Kami sampaikan penghargaan dan ucapan terima kasih kepada daerah-daerah yang telah merintis integrasi pelestarian lingkungan dan pembangunan pola ini, seperti rencana pengembangan wisata alam di Taman Wisata Alam Kawah Ijen, dengan keunggulan fenomena alam yang dikenal dengan sebutan “Blue Fire”,  dan Pemda Kabupaten Banyuwangi  bekerja keras bersama stakeholders mewujudkan kawasan wisata alam tersebut yang menarik  wisatawan mancanegara.

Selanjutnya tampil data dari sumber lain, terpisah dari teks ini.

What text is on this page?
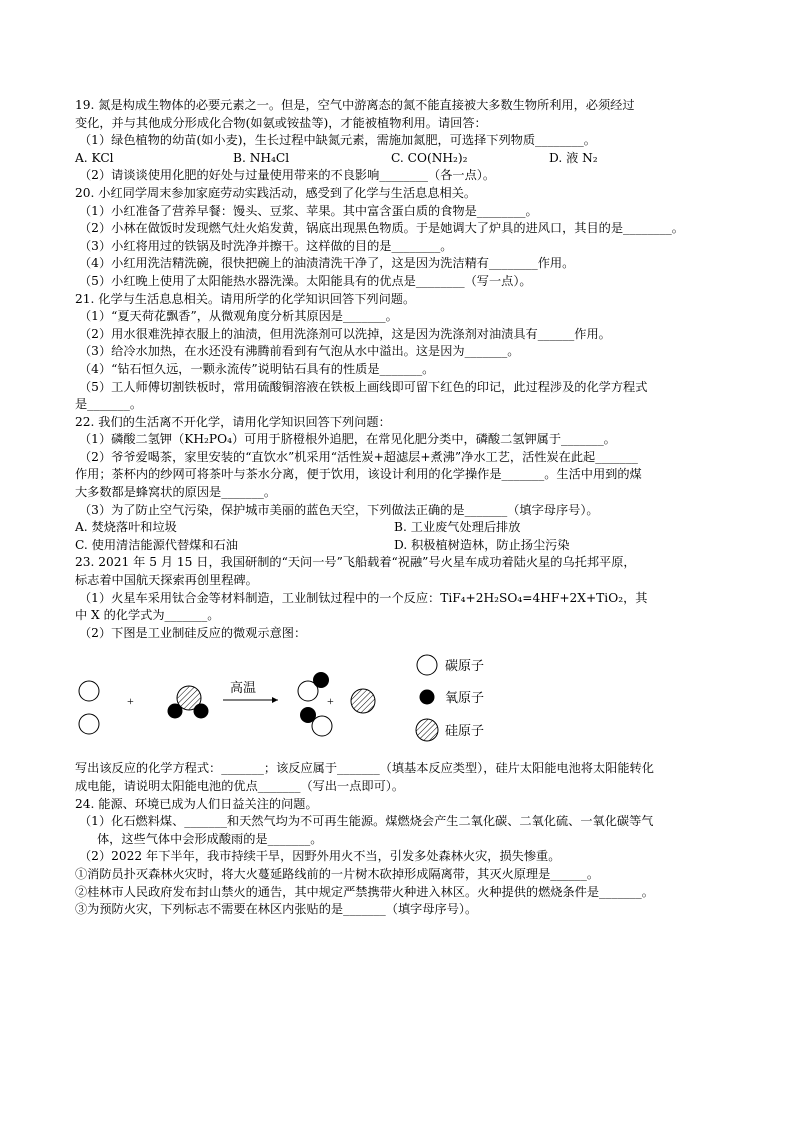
19. 氮是构成生物体的必要元素之一。但是，空气中游离态的氮不能直接被大多数生物所利用，必须经过
变化，并与其他成分形成化合物(如氨或铵盐等)，才能被植物利用。请回答：
（1）绿色植物的幼苗(如小麦)，生长过程中缺氮元素，需施加氮肥，可选择下列物质________。
A. KCl	B. NH₄Cl	C. CO(NH₂)₂	D. 液 N₂
（2）请谈谈使用化肥的好处与过量使用带来的不良影响________（各一点）。
20. 小红同学周末参加家庭劳动实践活动，感受到了化学与生活息息相关。
（1）小红准备了营养早餐：馒头、豆浆、苹果。其中富含蛋白质的食物是________。
（2）小林在做饭时发现燃气灶火焰发黄，锅底出现黑色物质。于是她调大了炉具的进风口，其目的是________。
（3）小红将用过的铁锅及时洗净并擦干。这样做的目的是________。
（4）小红用洗洁精洗碗，很快把碗上的油渍清洗干净了，这是因为洗洁精有________作用。
（5）小红晚上使用了太阳能热水器洗澡。太阳能具有的优点是________（写一点）。
21. 化学与生活息息相关。请用所学的化学知识回答下列问题。
（1）“夏天荷花飘香”，从微观角度分析其原因是_______。
（2）用水很难洗掉衣服上的油渍，但用洗涤剂可以洗掉，这是因为洗涤剂对油渍具有______作用。
（3）给冷水加热，在水还没有沸腾前看到有气泡从水中溢出。这是因为_______。
（4）“钻石恒久远，一颗永流传”说明钻石具有的性质是_______。
（5）工人师傅切割铁板时，常用硫酸铜溶液在铁板上画线即可留下红色的印记，此过程涉及的化学方程式
是_______。
22. 我们的生活离不开化学，请用化学知识回答下列问题：
（1）磷酸二氢钾（KH₂PO₄）可用于脐橙根外追肥，在常见化肥分类中，磷酸二氢钾属于_______。
（2）爷爷爱喝茶，家里安装的“直饮水”机采用“活性炭+超滤层+煮沸”净水工艺，活性炭在此起_______
作用；茶杯内的纱网可将茶叶与茶水分离，便于饮用，该设计利用的化学操作是_______。生活中用到的煤
大多数都是蜂窝状的原因是_______。
（3）为了防止空气污染，保护城市美丽的蓝色天空，下列做法正确的是_______（填字母序号）。
A. 焚烧落叶和垃圾	B. 工业废气处理后排放
C. 使用清洁能源代替煤和石油	D. 积极植树造林，防止扬尘污染
23. 2021 年 5 月 15 日，我国研制的“天问一号”飞船载着“祝融”号火星车成功着陆火星的乌托邦平原，
标志着中国航天探索再创里程碑。
（1）火星车采用钛合金等材料制造，工业制钛过程中的一个反应：TiF₄+2H₂SO₄=4HF+2X+TiO₂，其
中 X 的化学式为_______。
（2）下图是工业制硅反应的微观示意图：
+
高温
+
碳原子
氧原子
硅原子
写出该反应的化学方程式：_______；该反应属于_______（填基本反应类型），硅片太阳能电池将太阳能转化
成电能，请说明太阳能电池的优点_______（写出一点即可）。
24. 能源、环境已成为人们日益关注的问题。
（1）化石燃料煤、_______和天然气均为不可再生能源。煤燃烧会产生二氧化碳、二氧化硫、一氧化碳等气
体，这些气体中会形成酸雨的是_______。
（2）2022 年下半年，我市持续干旱，因野外用火不当，引发多处森林火灾，损失惨重。
①消防员扑灭森林火灾时，将大火蔓延路线前的一片树木砍掉形成隔离带，其灭火原理是______。
②桂林市人民政府发布封山禁火的通告，其中规定严禁携带火种进入林区。火种提供的燃烧条件是_______。
③为预防火灾，下列标志不需要在林区内张贴的是_______（填字母序号）。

Juga Pemda Kabupaten Siak yang mendeklarasikan diri sebagai Kabupaten Hijau dan membangun wilayahnya dengan keseimbangan pelestarian  alam;  dan dalam  upaya  bersama pemerintah pusat menjaga kawasan Giam Siak dan mengembangkan  Taman Nasional Zamrud. Juga terima kasih kepada Pemerintah Kota Prabumulih yang sudah secara tegas menetapkan  bersih dari penambangan yang polutif.

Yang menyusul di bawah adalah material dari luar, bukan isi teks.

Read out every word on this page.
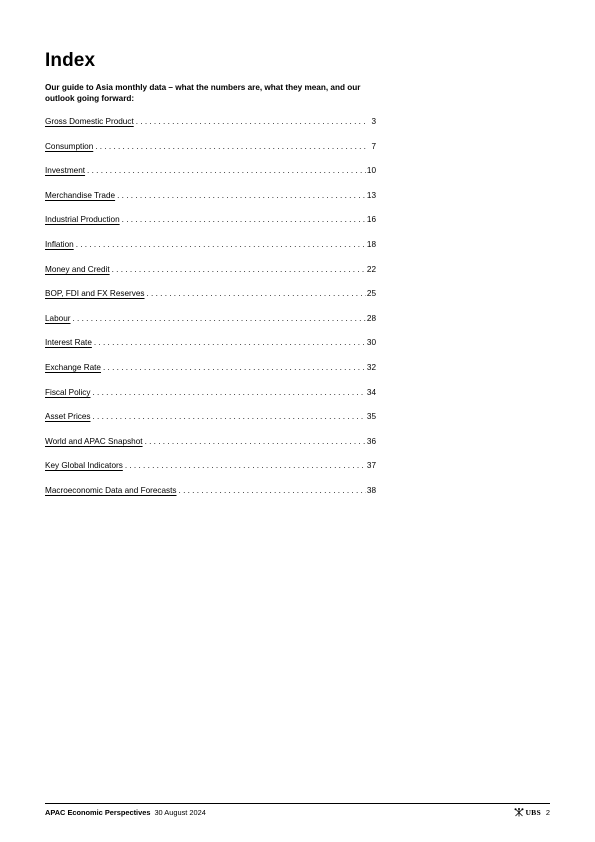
Index

Our guide to Asia monthly data – what the numbers are, what they mean, and our outlook going forward:

Gross Domestic Product . . .	3
Consumption . . .	7
Investment . . .	10
Merchandise Trade . . .	13
Industrial Production . . .	16
Inflation . . .	18
Money and Credit . . .	22
BOP, FDI and FX Reserves . . .	25
Labour . . .	28
Interest Rate . . .	30
Exchange Rate . . .	32
Fiscal Policy . . .	34
Asset Prices . . .	35
World and APAC Snapshot . . .	36
Key Global Indicators . . .	37
Macroeconomic Data and Forecasts . . .	38
APAC Economic Perspectives 30 August 2024	UBS 2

Begitu pula kami sampaikan penghargaan dan terima kasih kepada Pemerintah Provinsi Kalimantan Timur yang bekerja keras menetapkan bentang alam Wehea-Kelay sebagai Kawasan Ekosistem Esensial   Koridor  Orangutan pada bulan April 2016 seluas 308.882 ha, yang dikelola secara kolaboratif antara perusahaan HPH, HTI, perkebunan sawit dan masyarakat adat untuk melindungi populasi orangutan sebanyak kurang lebih 2.500 individu.  Saya menyampaikan ucapan terima kasih dan penghargaan kepada  para Gubernur pendukung dan pendorong upaya-upaya pengendalian perubahan iklim,  para Gubernur  dan bupati/walikota pemrakarsa provinsi dan kabupaten/kota hijau seperti Gorontalo, Papua dan lain-lain.  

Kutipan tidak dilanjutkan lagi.